# Converting cartesian equation to polar issue

I have tried converting the equation $$y = x^3$$ to a polar equation using the following steps but the graph of the resulting polar equation also appears to include $$y=-x^3$$.

$$r^2 = x^2 + y^2$$

$$r^2 = x^2 + (x^3)^2$$

$$r^2 = r^2\times cos(\theta)^2 + r^6cos(\theta)^6$$

$$1 = cos(\theta)^2+r^4\times cos(\theta)^6$$

$$\frac{sin(\theta)^2}{cos(\theta)^6}=r^4$$

$$r = (\frac{sin(\theta)^2}{cos(\theta)^6})^{1/4}$$

However, the graph of this is not $$y = x^3$$.

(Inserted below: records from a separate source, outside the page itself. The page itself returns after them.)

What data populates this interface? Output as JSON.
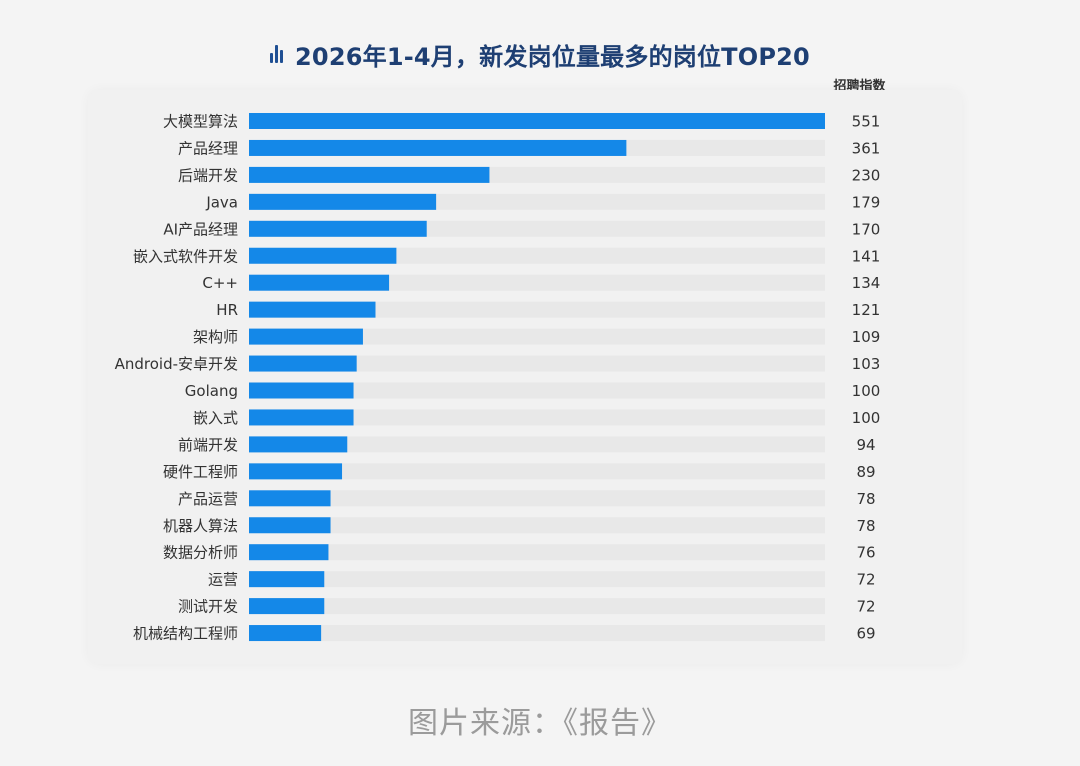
{
  "header": {
    "title": "2026年1-4月，新发岗位量最多的岗位TOP20",
    "title_icon": "bar-chart-icon",
    "value_column_header": "招聘指数"
  },
  "footer": {
    "source": "图片来源：《报告》"
  },
  "colors": {
    "bar": "#1488e8",
    "track": "#e8e8e8",
    "title": "#1e3f73"
  },
  "chart_data": {
    "type": "bar",
    "orientation": "horizontal",
    "title": "2026年1-4月，新发岗位量最多的岗位TOP20",
    "xlabel": "",
    "ylabel": "",
    "value_label": "招聘指数",
    "xlim": [
      0,
      551
    ],
    "grid": false,
    "legend": "none",
    "categories": [
      "大模型算法",
      "产品经理",
      "后端开发",
      "Java",
      "AI产品经理",
      "嵌入式软件开发",
      "C++",
      "HR",
      "架构师",
      "Android-安卓开发",
      "Golang",
      "嵌入式",
      "前端开发",
      "硬件工程师",
      "产品运营",
      "机器人算法",
      "数据分析师",
      "运营",
      "测试开发",
      "机械结构工程师"
    ],
    "values": [
      551,
      361,
      230,
      179,
      170,
      141,
      134,
      121,
      109,
      103,
      100,
      100,
      94,
      89,
      78,
      78,
      76,
      72,
      72,
      69
    ]
  }
}
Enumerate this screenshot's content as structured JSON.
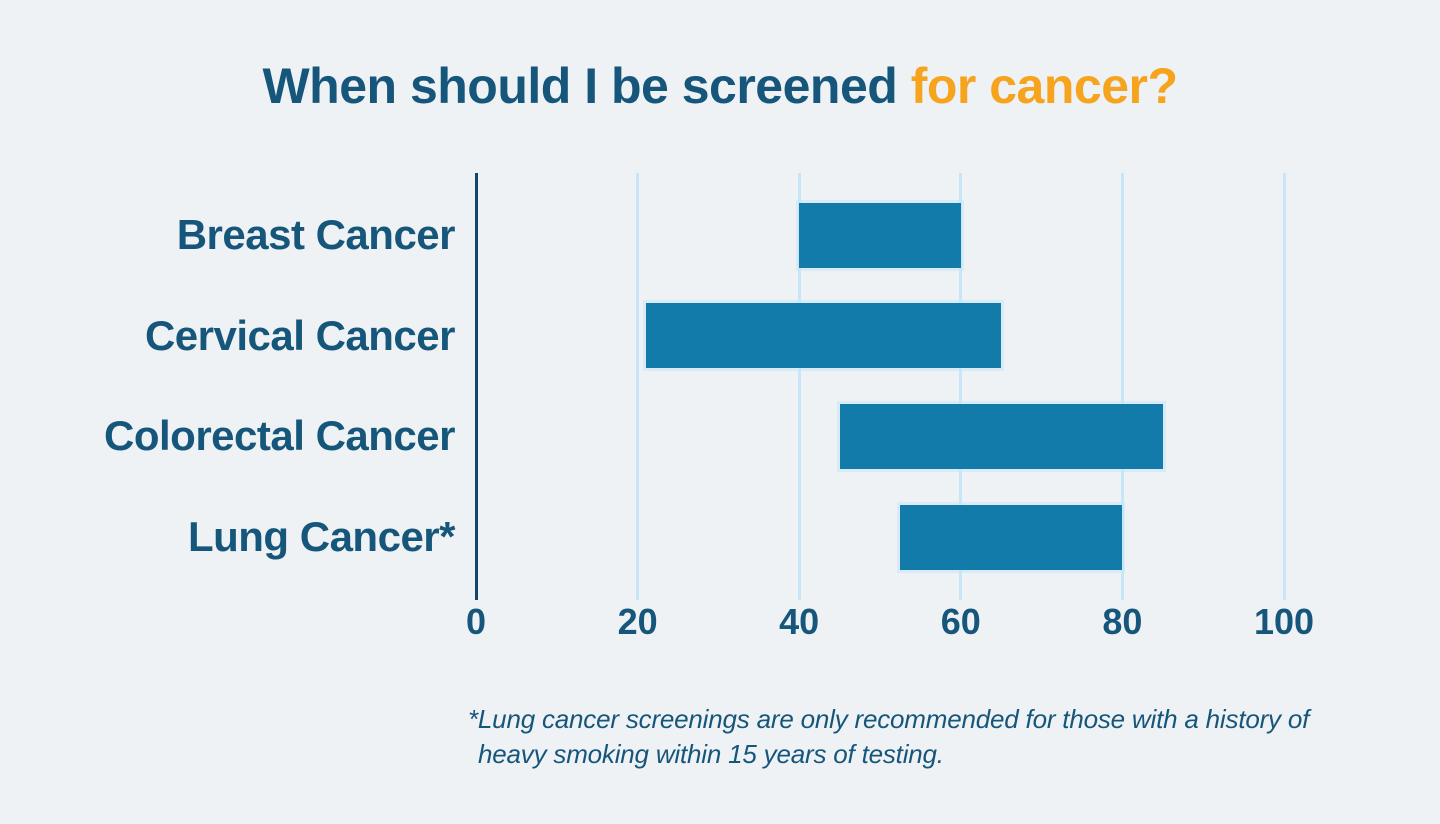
{
  "page": {
    "background_color": "#eef2f5"
  },
  "title": {
    "main": "When should I be screened ",
    "highlight": "for cancer?",
    "main_color": "#17567b",
    "highlight_color": "#f6a41e"
  },
  "chart_data": {
    "type": "bar",
    "subtype": "range",
    "orientation": "horizontal",
    "title": "When should I be screened for cancer?",
    "categories": [
      "Breast Cancer",
      "Cervical Cancer",
      "Colorectal Cancer",
      "Lung Cancer*"
    ],
    "ranges": [
      {
        "category": "Breast Cancer",
        "start": 40,
        "end": 60
      },
      {
        "category": "Cervical Cancer",
        "start": 21,
        "end": 65
      },
      {
        "category": "Colorectal Cancer",
        "start": 45,
        "end": 85
      },
      {
        "category": "Lung Cancer*",
        "start": 52.5,
        "end": 80
      }
    ],
    "x_ticks": [
      0,
      20,
      40,
      60,
      80,
      100
    ],
    "xlim": [
      0,
      100
    ],
    "grid": true,
    "legend_position": "none",
    "bar_color": "#137ba9",
    "gridline_color": "#c7e6f7",
    "axis_line_color": "#16456a",
    "label_color": "#17567b"
  },
  "footnote": {
    "lines": [
      "*Lung cancer screenings are only recommended for those with a history of",
      "heavy smoking within 15 years of testing."
    ]
  }
}
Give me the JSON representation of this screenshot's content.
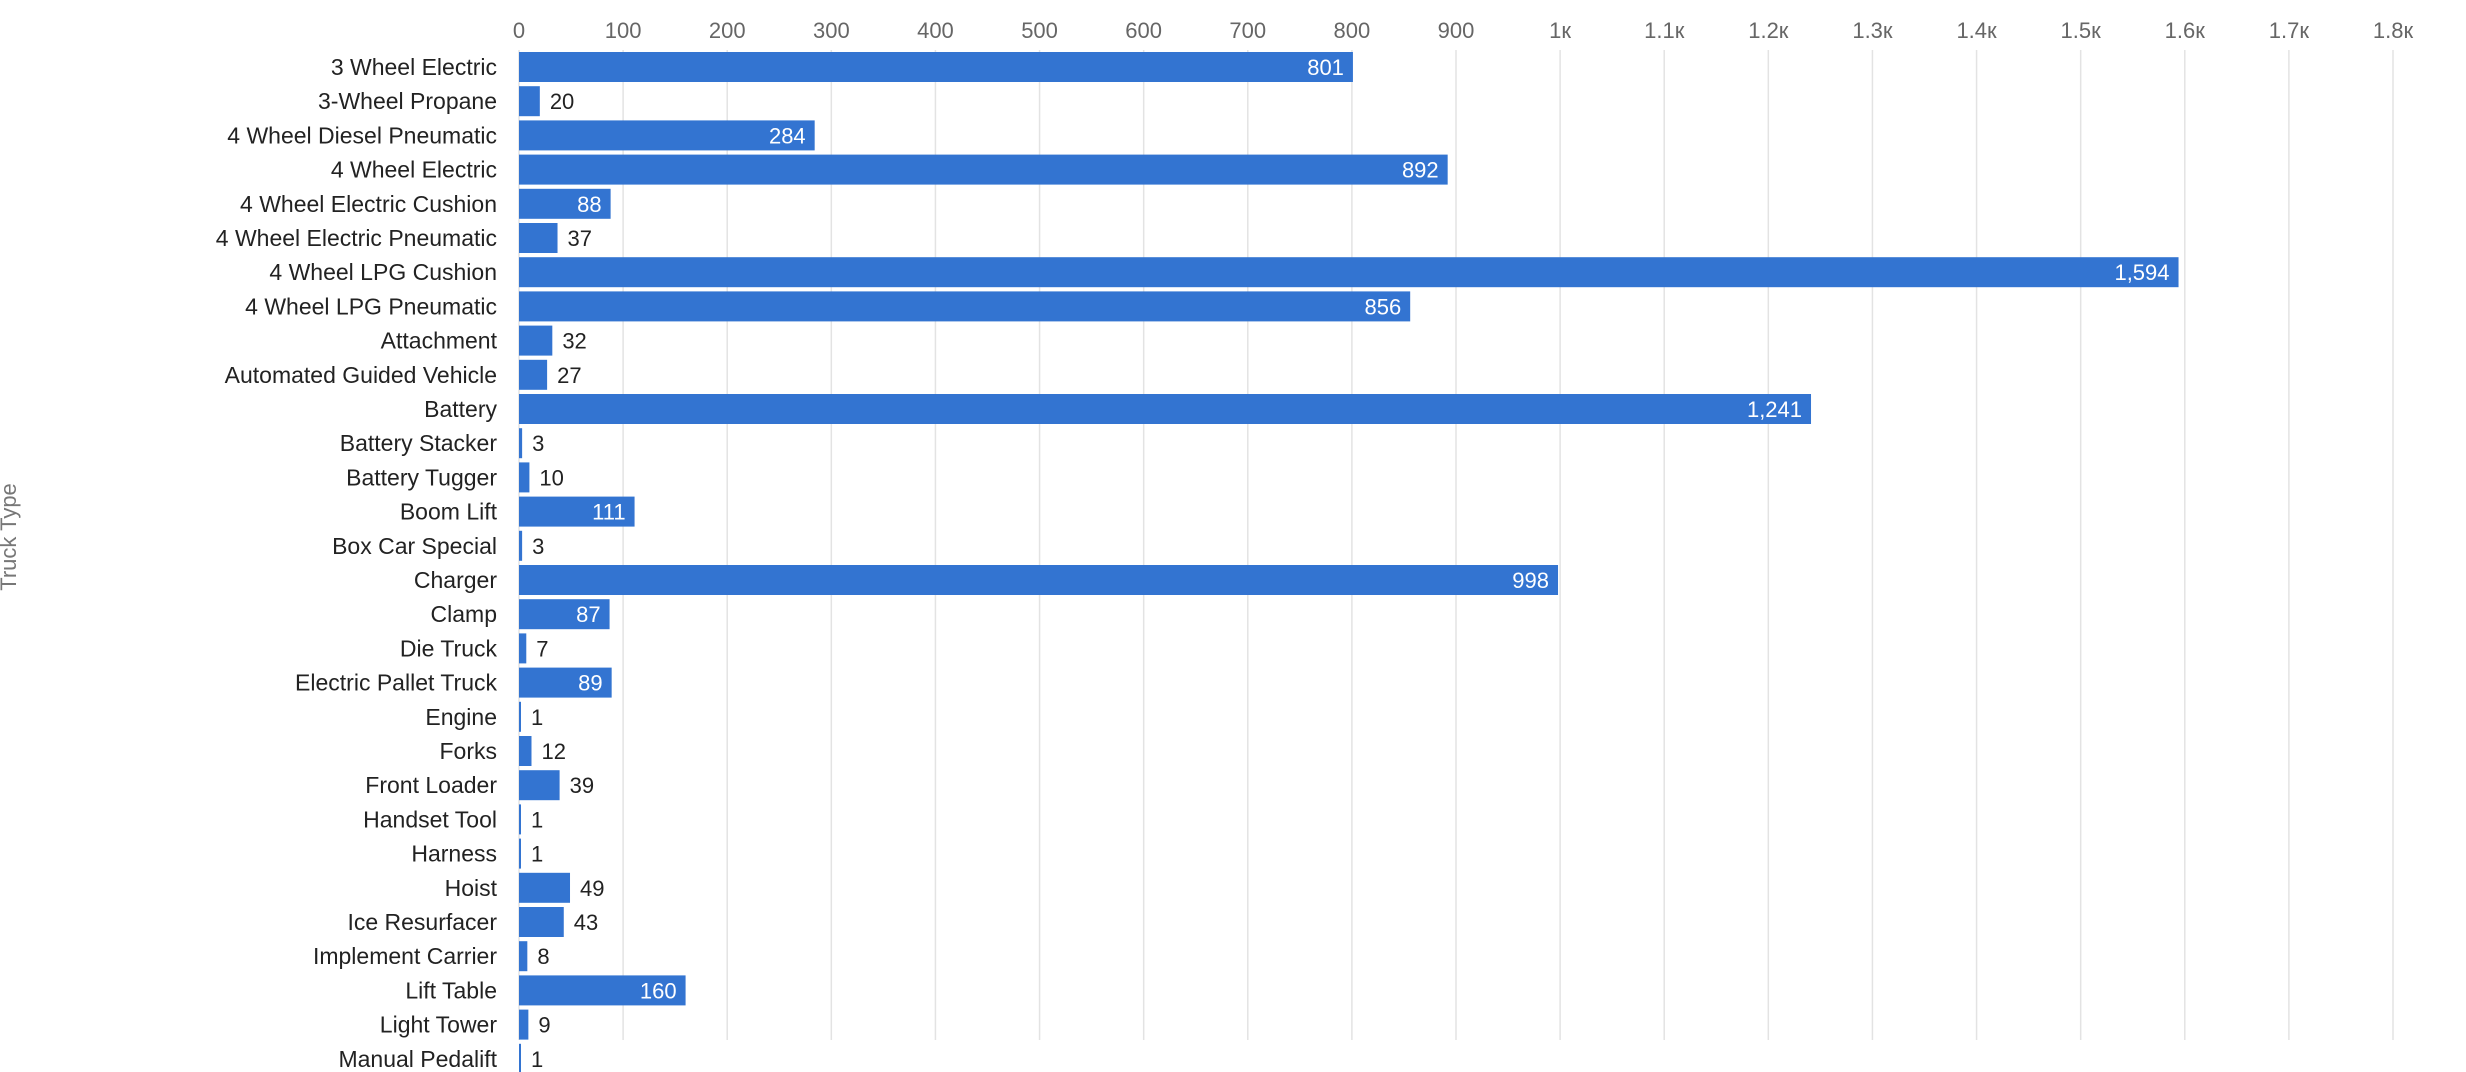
{
  "chart_data": {
    "type": "bar",
    "orientation": "horizontal",
    "ylabel": "Truck Type",
    "xlim": [
      0,
      1800
    ],
    "x_ticks": [
      0,
      100,
      200,
      300,
      400,
      500,
      600,
      700,
      800,
      900,
      1000,
      1100,
      1200,
      1300,
      1400,
      1500,
      1600,
      1700,
      1800
    ],
    "x_tick_labels": [
      "0",
      "100",
      "200",
      "300",
      "400",
      "500",
      "600",
      "700",
      "800",
      "900",
      "1к",
      "1.1к",
      "1.2к",
      "1.3к",
      "1.4к",
      "1.5к",
      "1.6к",
      "1.7к",
      "1.8к"
    ],
    "grid": true,
    "bar_color": "#3374d1",
    "categories": [
      "3 Wheel Electric",
      "3-Wheel Propane",
      "4 Wheel Diesel Pneumatic",
      "4 Wheel Electric",
      "4 Wheel Electric Cushion",
      "4 Wheel Electric Pneumatic",
      "4 Wheel LPG Cushion",
      "4 Wheel LPG Pneumatic",
      "Attachment",
      "Automated Guided Vehicle",
      "Battery",
      "Battery Stacker",
      "Battery Tugger",
      "Boom Lift",
      "Box Car Special",
      "Charger",
      "Clamp",
      "Die Truck",
      "Electric Pallet Truck",
      "Engine",
      "Forks",
      "Front Loader",
      "Handset Tool",
      "Harness",
      "Hoist",
      "Ice Resurfacer",
      "Implement Carrier",
      "Lift Table",
      "Light Tower",
      "Manual Pedalift"
    ],
    "values": [
      801,
      20,
      284,
      892,
      88,
      37,
      1594,
      856,
      32,
      27,
      1241,
      3,
      10,
      111,
      3,
      998,
      87,
      7,
      89,
      1,
      12,
      39,
      1,
      1,
      49,
      43,
      8,
      160,
      9,
      1
    ],
    "value_labels": [
      "801",
      "20",
      "284",
      "892",
      "88",
      "37",
      "1,594",
      "856",
      "32",
      "27",
      "1,241",
      "3",
      "10",
      "111",
      "3",
      "998",
      "87",
      "7",
      "89",
      "1",
      "12",
      "39",
      "1",
      "1",
      "49",
      "43",
      "8",
      "160",
      "9",
      "1"
    ]
  }
}
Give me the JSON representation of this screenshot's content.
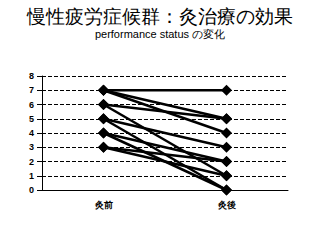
{
  "chart_data": {
    "type": "line",
    "title": "慢性疲労症候群：灸治療の効果",
    "subtitle": "performance status の変化",
    "categories": [
      "灸前",
      "灸後"
    ],
    "color": "#000000",
    "marker": "diamond",
    "series": [
      {
        "values": [
          7,
          7
        ]
      },
      {
        "values": [
          7,
          5
        ]
      },
      {
        "values": [
          7,
          4
        ]
      },
      {
        "values": [
          6,
          5
        ]
      },
      {
        "values": [
          6,
          1
        ]
      },
      {
        "values": [
          5,
          3
        ]
      },
      {
        "values": [
          5,
          0
        ]
      },
      {
        "values": [
          4,
          2
        ]
      },
      {
        "values": [
          4,
          0
        ]
      },
      {
        "values": [
          3,
          1
        ]
      },
      {
        "values": [
          3,
          2
        ]
      }
    ],
    "ylim": [
      0,
      8
    ],
    "yticks": [
      0,
      1,
      2,
      3,
      4,
      5,
      6,
      7,
      8
    ],
    "grid": true
  }
}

I am wondering why converting a cartesian equation to a polar equation does not appear to work this way. I understand that $$y=x^3$$ can be easily converted to polar by substituting $$y=rsin(\theta)$$ and $$x=rcos(\theta)$$ into $$y=x^3$$ but I don't understand why I do not get the same answer when substituting $$y = x^3$$ for $$x$$ in $$r^2 = x^2+y^2$$.

Thanks.

• You get the extra solutions from the squaring operations, since $r^2=(-r)^2$. This has the effect of "mirroring" the graph across the $x,y$ axes, or in the polar case, across the center. Jan 11 at 17:50
• Start with $y=-x^3$. The result will be the same starting from the second line, since $(-x^3)^2=(x^3)^2$ Jan 11 at 17:57

$$y=x^3$$

$$r\sin\theta=r^3\cos^3\theta$$

cancel $$r$$ and solve

$$r^2=\frac{\sin\theta}{\cos^3\theta}$$

to solve for $$r$$ we must have $$\frac{\sin\theta}{\cos\theta}\ge 0\to \tan \theta \ge 0$$ that is $$0\le \theta<\pi/2\lor \pi\le \theta<3\pi/2$$

$$r=\sqrt{\frac{\sin\theta}{\cos^3\theta}};\;\theta\in [0,\pi/2)\cup[\pi,3\pi/2)$$

$$r=\sqrt{x^2+x^6}$$ is fine, as the RHS is positive. Then

$$\tan\theta=-\frac{x^3}x=-x^2$$ and

$$r=\sqrt{-\tan^3\theta-\tan\theta}=\sqrt{-\dfrac{\sin\theta}{\cos^3\theta}}.$$

• $\cos^3\theta r^3=-r\sin\theta$ gives $y=-x^3$. You should take $r=\frac{\sin\theta}{\cos^3\theta}$ in the interval $[0,\pi/2)\cup [\pi,3\pi/2)$ Jan 11 at 18:13
• @Raffaele: why don't you enter this as an answer ? It is independent of mine.
– user65203
Jan 11 at 18:29